Every month when I get my credit card statement I like to go through it and categorise the transactions (a bit like in you can in Netbank), so that I can see where and how I am spending my money. The statements come as PDFs and getting the data into spreadsheets involved copying and pasting data from the PDF into Notepad++, running a few regular expressions (setup as a macro) to format the data and then copying and pasting that into the spreadsheet. It wasn’t a difficult process, but I thought it would be fun to try and automate it, even if it that turned out like xkcd 1319.
Architecture and language
The 4 months from first commit (Feb 11th) to last (Jun 24th) is more than I would have expected at the start. I think the biggest factor in this was that I found learning new libraries and tools hindered my momentum early on.

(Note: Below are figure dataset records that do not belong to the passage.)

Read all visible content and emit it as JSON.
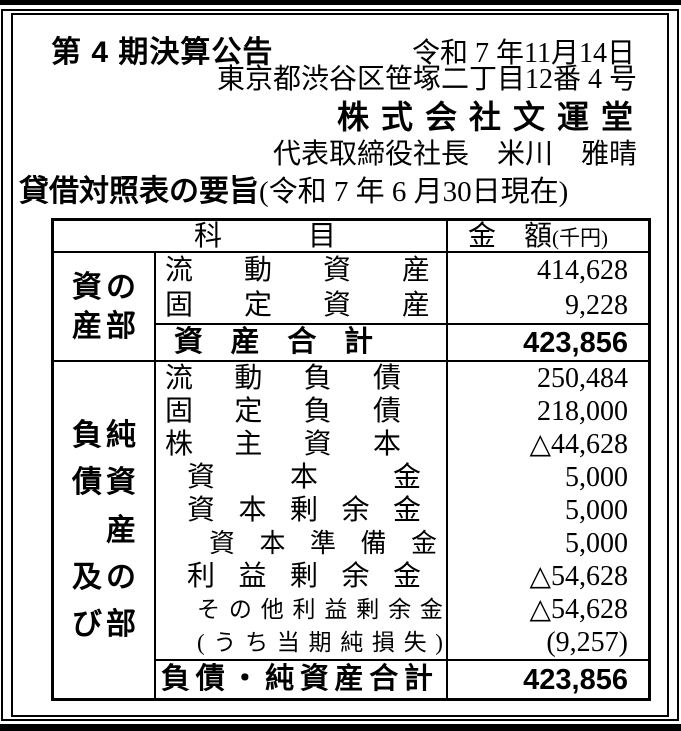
{
  "header": {
    "title": "第 4 期決算公告",
    "pub_date": "令和 7 年11月14日",
    "address": "東京都渋谷区笹塚二丁目12番 4 号",
    "company": "株式会社文運堂",
    "representative": "代表取締役社長　米川　雅晴",
    "bs_title": "貸借対照表の要旨",
    "bs_asof": "(令和 7 年 6 月30日現在)"
  },
  "table": {
    "col_subject": "科目",
    "col_amount": "金　額",
    "col_amount_unit": "(千円)",
    "assets": {
      "section_label": "資産の部",
      "label_cols": [
        [
          "資",
          "産"
        ],
        [
          "の",
          "部"
        ]
      ],
      "rows": [
        {
          "item": "流動資産",
          "amount": "414,628"
        },
        {
          "item": "固定資産",
          "amount": "9,228"
        }
      ],
      "total_label": "資産合計",
      "total_amount": "423,856"
    },
    "liabilities": {
      "section_label": "負債及び純資産の部",
      "label_cols": [
        [
          "負",
          "債",
          "",
          "及",
          "び"
        ],
        [
          "純",
          "資",
          "産",
          "の",
          "部"
        ]
      ],
      "rows": [
        {
          "item": "流動負債",
          "amount": "250,484"
        },
        {
          "item": "固定負債",
          "amount": "218,000"
        },
        {
          "item": "株主資本",
          "amount": "△44,628"
        },
        {
          "item": "資本金",
          "amount": "5,000"
        },
        {
          "item": "資本剰余金",
          "amount": "5,000"
        },
        {
          "item": "資本準備金",
          "amount": "5,000"
        },
        {
          "item": "利益剰余金",
          "amount": "△54,628"
        },
        {
          "item": "その他利益剰余金",
          "amount": "△54,628"
        },
        {
          "item": "(うち当期純損失)",
          "amount": "(9,257)"
        }
      ],
      "total_label": "負債・純資産合計",
      "total_amount": "423,856"
    }
  }
}
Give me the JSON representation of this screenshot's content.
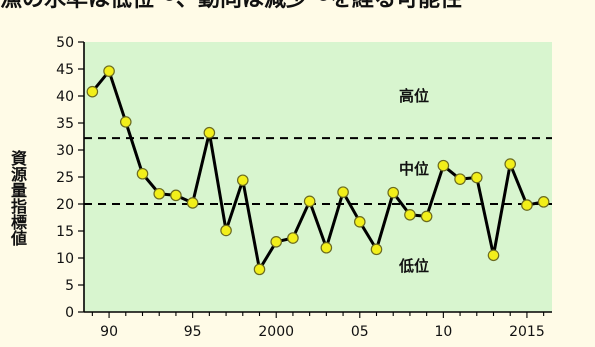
{
  "page": {
    "top_text": "漁の水準は低位～、動向は減少～を経る可能性"
  },
  "chart_data": {
    "type": "line",
    "title": "",
    "xlabel": "",
    "ylabel": "資源量指標値",
    "xlim": [
      1988.5,
      2016.5
    ],
    "ylim": [
      0,
      50
    ],
    "grid": false,
    "legend": "none",
    "x_ticks": [
      1990,
      1995,
      2000,
      2005,
      2010,
      2015
    ],
    "x_tick_labels": [
      "90",
      "95",
      "2000",
      "05",
      "10",
      "2015"
    ],
    "y_ticks": [
      0,
      5,
      10,
      15,
      20,
      25,
      30,
      35,
      40,
      45,
      50
    ],
    "y_tick_labels": [
      "0",
      "5",
      "10",
      "15",
      "20",
      "25",
      "30",
      "35",
      "40",
      "45",
      "50"
    ],
    "series": [
      {
        "x": [
          1989,
          1990,
          1991,
          1992,
          1993,
          1994,
          1995,
          1996,
          1997,
          1998,
          1999,
          2000,
          2001,
          2002,
          2003,
          2004,
          2005,
          2006,
          2007,
          2008,
          2009,
          2010,
          2011,
          2012,
          2013,
          2014,
          2015,
          2016
        ],
        "values": [
          40.8,
          44.6,
          35.2,
          25.6,
          21.9,
          21.6,
          20.2,
          33.2,
          15.1,
          24.4,
          7.9,
          13.0,
          13.7,
          20.5,
          11.9,
          22.2,
          16.7,
          11.6,
          22.1,
          18.0,
          17.7,
          27.1,
          24.6,
          24.9,
          10.5,
          27.4,
          19.8,
          20.4
        ]
      }
    ],
    "thresholds": [
      {
        "value": 32.2,
        "style": "dashed"
      },
      {
        "value": 20.0,
        "style": "dashed"
      }
    ],
    "zone_labels": [
      {
        "text": "高位",
        "value": 40.0
      },
      {
        "text": "中位",
        "value": 26.5
      },
      {
        "text": "低位",
        "value": 8.5
      }
    ],
    "colors": {
      "plot_background": "#d8f5cf",
      "line": "#000000",
      "marker_fill": "#f2ef1a",
      "marker_stroke": "#6b6b20"
    }
  }
}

From the start I decided to use this as an opportunity to use new tools and libraries, which was good, but it was frustrating especially when it seemed to take 2 hours of research to make 5 minutes actual progress.
The main offenders here were webpack and pdf.js, I found the documentation of these pretty unhelpful at times. For webpack I had look for the way other people configured it and dig into what it was actually doing and for pdf.js I read through all the provided examples and built a prototype to check it could do what I wanted. Using TypeScript also meant that setting up webpack, jasmine and karma were all a little bit trickier. I found this boilerplate helpful.
Once I had webpack configured it worked well. The continuous test runner was very quick, by the time I had changed to the console after saving a change the tests had completed. This fast feedback is something I now miss in my normal C# and Visual Studio development environment.
I took the inside out approach to code the StatementParser and CsvConverter classes, but didn’t create any tests for PdfScraper. I probably should have created some dummy PDF files and approached it from a TDD perspective as well.
Definitely not a strong point of mine. Making something look like a design is easy, but coming up with an appealing design is challenging. It looks alright now, but that was several hours on its own (yes, even for how simple it is). I decided to use material design concepts and referenced Materialize for CSS.
I rhetorically asked before what can’t you do in a browser now, but there are still a few quirks. Converting the csv data into a file and downloading it was two lines of code (thanks data URIs), but giving the file a meaningful name required 8 and is a bit of a browser hack that may break with future updates.
Where to now?
When I started the project I was using Excel, but I have since moved to Google Sheets. Google Sheets has a nice API for making changes so the next steps are to fork this project and create a version that adds the data directly into the sheet.